Os projetos de infraestruturas, mais ligados ao sector público, terão certamente um impulso (face ao rol de projetos que se anunciam), com um efeito que acabará por se refletir no sector privado.
Como se pode garantir a correcta e eficiente aplicação destes fundos, tendo em conta as preocupações com eventuais apropriações indevidas dos mesmos, um erro apontado no passado a Portugal?
A incorreta e ineficiente aplicação de fundos é uma marca do passado. Presentemente o clima empresarial está mais focado em fatores ambientais, sociais e de governança (o tão em voga ESG), pelo que os intangíveis, como a reputação, são hoje essenciais na interação com os stakeholders.
O recurso a ferramentas informáticas de suporte (aposta na inteligência artificial) por parte dos Organismos que gerem os fundos são um sinal importante para melhoria. A interoperabilidade de todo o repositório de informação que consta na Administração Pública e o cruzamento desses dados são também um passo no bom caminho. A monitorização de proximidade por parte dos técnicos das Agências, junto dos promotores dos projetos (com presença no “chão da fábrica”), ajuda na identificação de problemas burocráticos e na dissuasão de práticas desviantes.

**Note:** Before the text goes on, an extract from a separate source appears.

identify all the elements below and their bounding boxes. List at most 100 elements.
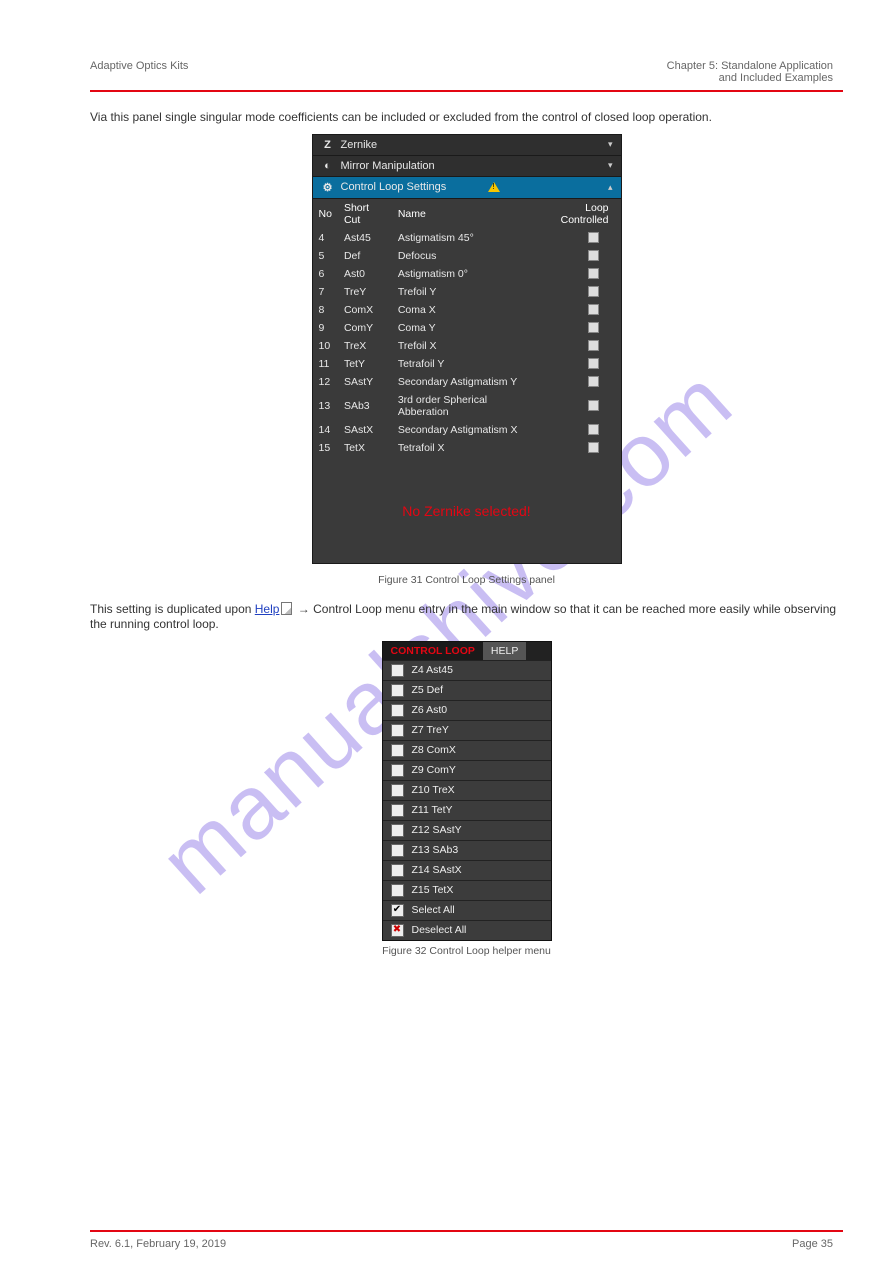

Não menos importante tem sido também o papel dos Revisores Oficiais de Contas e dos Contabilistas Certificados na certificação de despesas, conferindo rigor e credibilidade ao processo.
A Comissão Europeia menciona a promoção da resiliência, transição digital e climática como os principais fios orientadores destes apoios. No entanto, em Portugal verifica-se fortes assimetrias regionais que tornam evidente a necessidade de uma maior coesão territorial, uma questão fortemente relacionada com o envelhecimento e desertificação do interior. Como podem estes fundos ajudar na promoção deste objectivo?
Os desígnios “Um país competitivo externamente e coeso internamente” ou a “assunção dos territórios de baixa densidade como espaços de oportunidades” dificilmente encontrarão oposição. Estão previstas intervenções de base territorial de regeneração dos centros urbanos, da provisão de serviços públicos de proximidade, resolução de debilidades estruturais específicas de determinados territórios, entre outras iniciativas que certamente ajudarão no reforço da coesão territorial.
Os territórios da baixa densidade caracterizam-se por perda populacional, falta de mão-de-obra qualificada, fracos serviços públicos e privados de suporte, fatores que minam a atratividade. Os fundos podem ajudar no combate das insuficiências e assimetrias regionais quando canalizados para projetos estruturantes na região ou para o reforço da competitividade dos players locais, criando condições para atrair e reter pessoas, gerar emprego e riqueza, reforçar cadeias de valor e assumir um verdadeiro efeito multiplicador.